En torno al color, desde la emoción y la energía, organiza su mural. Y no engaña a nadie. ‘Le jeu de vivre’ es un canto a la vida, es una exaltación de la condición humana y es una indagación en los códigos y atributos de la pintura. Empieza con la sangre, con los tonos rojos, rosados, burdeos, bermellones, como si se afirmase en la pasión, y el único elemento figurativo, explícitamente sugerido, podría ser un feto, la semilla, un cuerpo que se pondrá en marcha: hacia la niñez y adolescencia, hacia la plenitud, hacia el otoño de la edad, hacia la experiencia y sabiduría que se expande en rugientes cromatismos.

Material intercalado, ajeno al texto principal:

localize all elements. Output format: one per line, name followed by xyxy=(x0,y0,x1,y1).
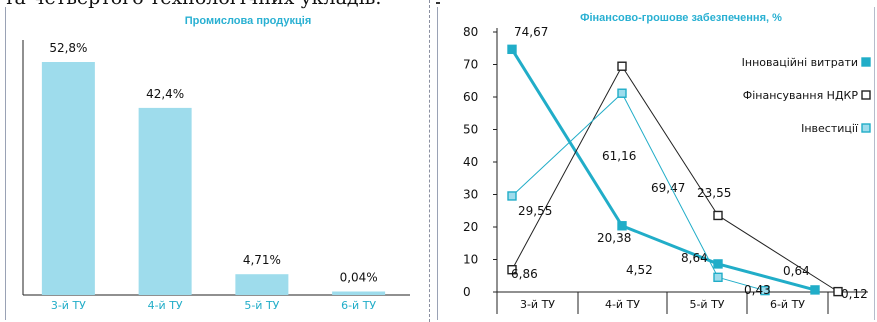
y-tick-label-80: 80 xyxy=(463,25,478,39)
x-category-label-1: 3-й ТУ xyxy=(520,298,555,311)
data-label-investments-1: 29,55 xyxy=(518,204,552,218)
point-innovation-costs-1 xyxy=(507,44,517,55)
y-tick-label-20: 20 xyxy=(463,220,478,234)
data-label-investments-3: 4,52 xyxy=(626,263,653,277)
panel-divider xyxy=(429,0,431,322)
y-tick-label-10: 10 xyxy=(463,253,478,267)
y-tick-label-40: 40 xyxy=(463,155,478,169)
series-line-innovation-costs xyxy=(510,48,816,292)
x-category-label-2: 4-й ТУ xyxy=(605,298,640,311)
y-tick-label-30: 30 xyxy=(463,188,478,202)
data-label-innovation-costs-2: 20,38 xyxy=(597,231,631,245)
data-label-rnd-funding-1: 6,86 xyxy=(511,267,538,281)
legend-label-rnd-funding: Фінансування НДКР xyxy=(743,89,859,102)
data-label-rnd-funding-4: 0,12 xyxy=(841,287,868,301)
x-category-label-3: 5-й ТУ xyxy=(689,298,724,311)
legend-label-investments: Інвестиції xyxy=(801,122,859,135)
point-rnd-funding-4 xyxy=(833,286,843,297)
data-label-rnd-funding-3: 23,55 xyxy=(697,186,731,200)
point-rnd-funding-1 xyxy=(507,265,517,275)
point-rnd-funding-2 xyxy=(617,61,627,71)
x-category-label-4: 6-й ТУ xyxy=(770,298,805,311)
left-panel-frame xyxy=(5,7,426,320)
legend-marker-rnd-funding xyxy=(861,90,871,100)
series-line-investments xyxy=(511,92,766,292)
data-label-innovation-costs-4: 0,64 xyxy=(783,264,810,278)
bar-2 xyxy=(138,107,192,295)
point-innovation-costs-3 xyxy=(713,259,723,269)
point-rnd-funding-3 xyxy=(713,210,723,221)
data-label-investments-2: 61,16 xyxy=(602,149,636,163)
legend-marker-innovation-costs xyxy=(861,57,871,67)
point-investments-4 xyxy=(760,285,770,296)
point-innovation-costs-4 xyxy=(810,285,820,295)
legend-label-innovation-costs: Інноваційні витрати xyxy=(742,56,858,69)
y-tick-label-60: 60 xyxy=(463,90,478,104)
bar-value-label-3: 4,71% xyxy=(243,253,281,267)
dash-mark xyxy=(436,2,440,4)
bar-3 xyxy=(235,274,289,295)
data-label-innovation-costs-1: 74,67 xyxy=(514,25,548,39)
page-text-fragment: та четвертого технологічних укладів. xyxy=(4,0,381,9)
point-innovation-costs-2 xyxy=(617,221,627,231)
bar-value-label-2: 42,4% xyxy=(146,87,184,101)
data-label-rnd-funding-2: 69,47 xyxy=(651,181,685,195)
industrial-output-bar-chart: Промислова продукція 52,8% 3-й ТУ 42,4% 4-й … xyxy=(22,15,410,312)
point-investments-3 xyxy=(713,272,723,283)
data-label-investments-4: 0,43 xyxy=(744,283,771,297)
legend-marker-investments xyxy=(861,123,871,133)
point-investments-1 xyxy=(507,191,517,201)
bar-category-label-1: 3-й ТУ xyxy=(51,299,86,312)
bar-category-label-3: 5-й ТУ xyxy=(244,299,279,312)
bar-chart-title: Промислова продукція xyxy=(185,15,311,27)
y-tick-label-50: 50 xyxy=(463,123,478,137)
point-investments-2 xyxy=(617,88,627,98)
bar-category-label-4: 6-й ТУ xyxy=(341,299,376,312)
bar-category-label-2: 4-й ТУ xyxy=(148,299,183,312)
series-line-rnd-funding xyxy=(511,65,839,293)
bar-value-label-1: 52,8% xyxy=(49,41,87,55)
bar-1 xyxy=(41,62,95,295)
bar-4 xyxy=(332,291,386,295)
y-tick-label-0: 0 xyxy=(463,285,471,299)
y-tick-label-70: 70 xyxy=(463,58,478,72)
data-label-innovation-costs-3: 8,64 xyxy=(681,251,708,265)
bar-value-label-4: 0,04% xyxy=(340,271,378,285)
line-chart-title: Фінансово-грошове забезпечення, % xyxy=(580,12,782,24)
right-panel-frame xyxy=(437,7,875,320)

Los rojos avanzan hacia los verdes. Es la selva de existir. Es la selva del mundo. La naturaleza voraginosa, paraíso y precipicio insondable, bosque de fábulas. Da la sensación de que entre los dos primeras partes camina un río. Un río, sí, y se deslíe entre la sangre y la fronda como un testigo del pensamiento, y el cántico incesante del paisaje. Luego, salimos a otros territorios: amarillos, fuegos, ocres, tierras. El llano de la Hoya, tal vez, los páramos extendidos como lagartos inmensos, el limo enceguecido por el sol, las huellas de un andar casi metafísico. Y más tarde, se cierra el ciclo con otro fulgor. Podrían ser las cuatro estaciones, los ciclos vitales, podría la desnudez de la espiritualidad, el poder avasallador de la mano en el estudio, como documentó la cámara de Javier Broto, y antes la del cineasta Alejandro Cortés.
Teresa Ramón ha dado lo mejor de sí misma: el esfuerzo y la inspiración y el sentimiento. La hermosura y el abandono. El dolor y el llanto. La memoria hecha viaje. Ha entrado tan adentro con su sensibilidad y su visceralidad que no ha vuelto la cara a la materia oscura y al miedo y ha burlado con pura vida a la misma muerte. Ha jugado a vivir con el misterioso escalofrío del arte.